4al(s)+3o2(g)---->2o3(g) limiting reactant
7.4 mol Al
or
6.5 mol O2
Your equation can't be correct.
It's oksy i got the answer 7.4 mol Al Thank you,
Maybe you can help me with the next question. :-)
To determine the limiting reactant, you need to compare the amount of each reactant to the stoichiometric coefficients (coefficients in front of the reactant formula) in the balanced equation.
Let's start by writing the balanced equation:
4Al(s) + 3O2(g) → 2O3(g)
Now, we can calculate the number of moles of products that can be formed from the given amount of each reactant.
For 7.4 mol Al:
Using the balanced equation, we see that 4 moles of Al react with 3 moles of O2 to produce 2 moles of O3.
So, we can set up a ratio:
4 mol Al / 3 mol O2 = 2 mol O3
Now, let's calculate the number of moles of O3 that can be formed from 7.4 mol Al:
2 mol O3 * (7.4 mol Al / 4 mol Al) = 3.7 mol O3
For 6.5 mol O2:
Using the balanced equation, we see that 3 moles of O2 react with 4 moles of Al to produce 2 moles of O3.

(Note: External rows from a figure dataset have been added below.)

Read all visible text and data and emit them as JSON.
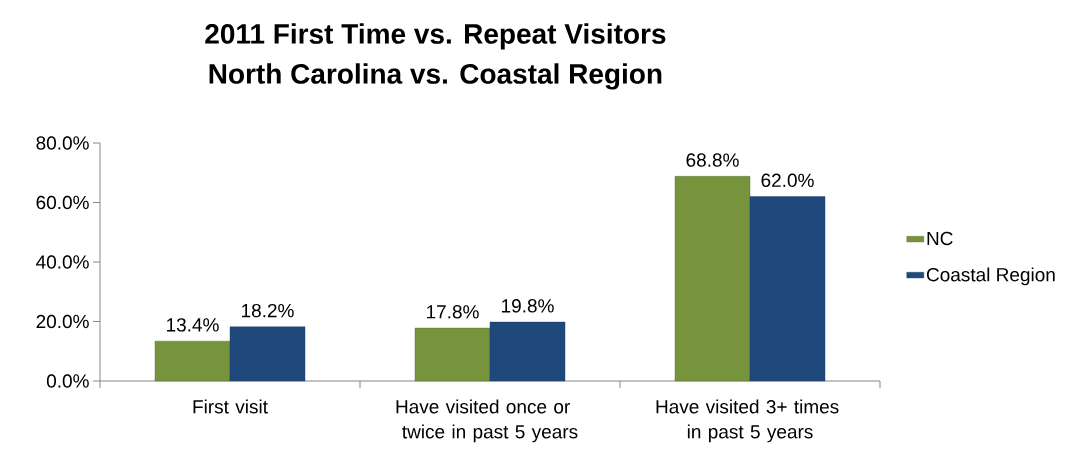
{
  "chart_data": {
    "type": "bar",
    "title": "2011 First Time vs. Repeat Visitors",
    "subtitle": "North Carolina vs. Coastal Region",
    "categories": [
      "First visit",
      "Have visited once or twice in past 5 years",
      "Have visited 3+ times in past 5 years"
    ],
    "series": [
      {
        "name": "NC",
        "color": "#77933c",
        "values": [
          13.4,
          17.8,
          68.8
        ],
        "value_labels": [
          "13.4%",
          "17.8%",
          "68.8%"
        ]
      },
      {
        "name": "Coastal Region",
        "color": "#1f497d",
        "values": [
          18.2,
          19.8,
          62.0
        ],
        "value_labels": [
          "18.2%",
          "19.8%",
          "62.0%"
        ]
      }
    ],
    "ylim": [
      0,
      80
    ],
    "yticks": [
      {
        "value": 0,
        "label": "0.0%"
      },
      {
        "value": 20,
        "label": "20.0%"
      },
      {
        "value": 40,
        "label": "40.0%"
      },
      {
        "value": 60,
        "label": "60.0%"
      },
      {
        "value": 80,
        "label": "80.0%"
      }
    ],
    "legend": "right"
  }
}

So, we can set up a ratio:
3 mol O2 / 4 mol Al = 2 mol O3
Now, let's calculate the number of moles of O3 that can be formed from 6.5 mol O2:
2 mol O3 * (6.5 mol O2 / 3 mol O2) = 4.33 mol O3
Comparing the two calculated amounts, we find:
- 3.7 mol O3 can be formed from 7.4 mol Al
- 4.33 mol O3 can be formed from 6.5 mol O2
Since we cannot have a fractional amount of a reactant, we need to round down to the nearest whole number. In this case, we need to round down 4.33 to 4. Therefore, the limiting reactant is the one that produces the lesser amount of O3, which is 6.5 mol O2.
So, the limiting reactant in this reaction is 6.5 mol O2.